Ricardo Fenner volta a personagem de Kaifaz e está muito mais maduro, seu monsenhor do templo me deixa apenas uma dúvida, o que  ele pensa sobre Jesus, não o que ele fala, o que ele sente? Em Fabio Novello fica mais clara a sua postura como Pilatos. Mas Fabio Novello precisa melhorar as dublagens já que seu personagem é tão centralizador. Rick Artemii e Romeu Waier, são muito dedicados, ouço isso do próprio diretor sempre, essa foi a primeira vez que os vi no palco.  E não deixam a desejar. Cumprem de forma profissional suas funções. É hora de canalizar energia, de estudar, etc...
Na cena ainda destacam-se Felipe Padilha, Gabriela Fischer e Antonia Serquevittio que está muito mais entregue, cênica. Sua presença no senáculo é sutil e firme. A cena do templo e o trecho das mulheres de Jerusalém pedindo “amor” “Paz, “Fraternidade” e “justiça”, são cenas dignas desse grupo.
Vagner NArdes deveria voltar ao Máschara, alí é seu lugar, um ator tão talentoso. Na Paixão de 2018 não o vi tão presente, tão vivo como agora. Um digno ator em três papéis. Um deles um tipo. Vagner nos deu um Herodes de meia idade. Cansado dos problemas de Jerusalém, hedonista e astuto. Como crítica diria que ainda pode diferenciar mais o corporal de seus dois velhos. Stalin Ciotti repete o João Batista de Renato Casagrande em 2017, mas muito mais maduro, repleto de chão e uma força profética, a altura de sua dedicação. Evaldo Goulart também merece aplausos pois ainda que não tenha um papel grandioso, ele ajuda a dar suporto em várias cenas, com percepção espacial e energia, típicas da velha guarda do Máschara.

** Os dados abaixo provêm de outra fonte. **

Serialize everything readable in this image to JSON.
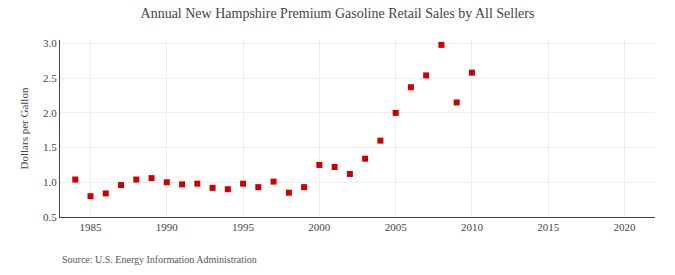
{
  "chart_data": {
    "type": "scatter",
    "title": "Annual New Hampshire Premium Gasoline Retail Sales by All Sellers",
    "y_label": "Dollars per Gallon",
    "annotations": [
      "Source: U.S. Energy Information Administration"
    ],
    "x": [
      1984,
      1985,
      1986,
      1987,
      1988,
      1989,
      1990,
      1991,
      1992,
      1993,
      1994,
      1995,
      1996,
      1997,
      1998,
      1999,
      2000,
      2001,
      2002,
      2003,
      2004,
      2005,
      2006,
      2007,
      2008,
      2009,
      2010
    ],
    "values": [
      1.04,
      0.8,
      0.84,
      0.96,
      1.04,
      1.06,
      1.0,
      0.97,
      0.98,
      0.92,
      0.9,
      0.98,
      0.93,
      1.01,
      0.85,
      0.93,
      1.25,
      1.22,
      1.12,
      1.34,
      1.6,
      2.0,
      2.37,
      2.54,
      2.98,
      2.15,
      2.58
    ],
    "color": "#cc0000",
    "marker": "square",
    "xlim": [
      1983,
      2022
    ],
    "ylim": [
      0.5,
      3.05
    ],
    "xticks": [
      1985,
      1990,
      1995,
      2000,
      2005,
      2010,
      2015,
      2020
    ],
    "yticks": [
      0.5,
      {
        "value": 1,
        "label": "1.0"
      },
      1.5,
      {
        "value": 2,
        "label": "2.0"
      },
      2.5,
      {
        "value": 3,
        "label": "3.0"
      }
    ],
    "grid": true
  }
}
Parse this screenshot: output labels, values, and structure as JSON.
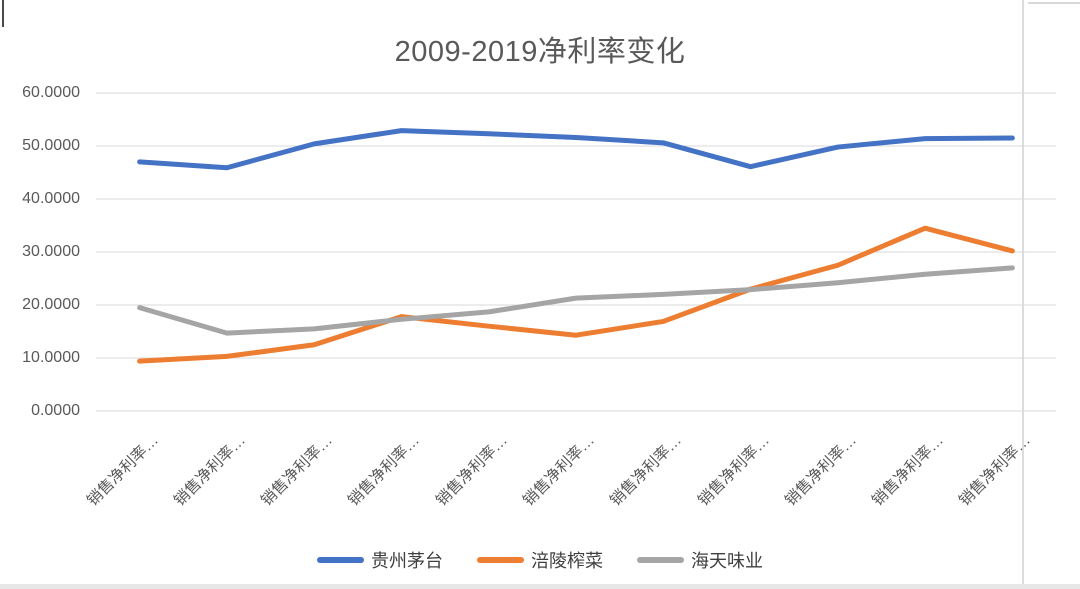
{
  "title": "2009-2019净利率变化",
  "chart_data": {
    "type": "line",
    "title": "2009-2019净利率变化",
    "categories": [
      "销售净利率…",
      "销售净利率…",
      "销售净利率…",
      "销售净利率…",
      "销售净利率…",
      "销售净利率…",
      "销售净利率…",
      "销售净利率…",
      "销售净利率…",
      "销售净利率…",
      "销售净利率…"
    ],
    "series": [
      {
        "name": "贵州茅台",
        "color": "#4472C4",
        "values": [
          47.0,
          45.9,
          50.4,
          52.9,
          52.3,
          51.6,
          50.6,
          46.1,
          49.8,
          51.4,
          51.5
        ]
      },
      {
        "name": "涪陵榨菜",
        "color": "#ED7D31",
        "values": [
          9.4,
          10.3,
          12.5,
          17.8,
          16.0,
          14.3,
          16.9,
          23.0,
          27.5,
          34.5,
          30.2
        ]
      },
      {
        "name": "海天味业",
        "color": "#A5A5A5",
        "values": [
          19.5,
          14.7,
          15.5,
          17.3,
          18.7,
          21.3,
          22.0,
          22.9,
          24.2,
          25.8,
          27.0
        ]
      }
    ],
    "ylim": [
      0,
      60
    ],
    "y_tick_step": 10,
    "y_tick_labels": [
      "60.0000",
      "50.0000",
      "40.0000",
      "30.0000",
      "20.0000",
      "10.0000",
      "0.0000"
    ],
    "grid": true,
    "gridline_color": "#D9D9D9",
    "axis_text_color": "#595959",
    "legend_position": "bottom"
  }
}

No palco ainda Antonio Longui, Alcídes Cossettin, Jesmar Peixoto e Gabriel Barbosa, voluntários, entusiastas da arte, muito intensos e verdadeiros.
Para encerrar, o anjo de Douglas Maldaner, acrescendo ao espetáculo outro momento de beleza estética único, mas que pode e deve valorizar com pesquisa corporal e mais códigos de cena. A resposta está em Barba e Meyerhold que acredito trabalhe-se na ESMATE. O ator por outro lado se saiu muito bem como Thiago e foi sem dúvida um dos melhores dubladores da noite.
Foi enfim passos e mais passos a frente das encenações do anos passados.  Muito menor em encenação e muito maior em interpretação. Um arrojo. 
Apesar de tantos momentos eloquentes e inesquecíveis, alguns deslizes podem ser melhor administrados para não por em perigo a mise en scène,por exemplo os encontros entre personagens nas entradas e saídas; as luzes acesas na prefeitura revelando o Cristo subindo as escadas antes da ressurreição, e ainda a falta de discrição por parte dos atores em sua movimentação nos bastidores. 
Na operação de som Ellen Faccin pode ser mais macia.
Quanto aos figurinos, impecáveis, talvez pudesse haver uma revisão apenas nas roupas do cristo. Na contra-regragem não sei quem operou, mas acho que menos fumaça daria um efeito melhor.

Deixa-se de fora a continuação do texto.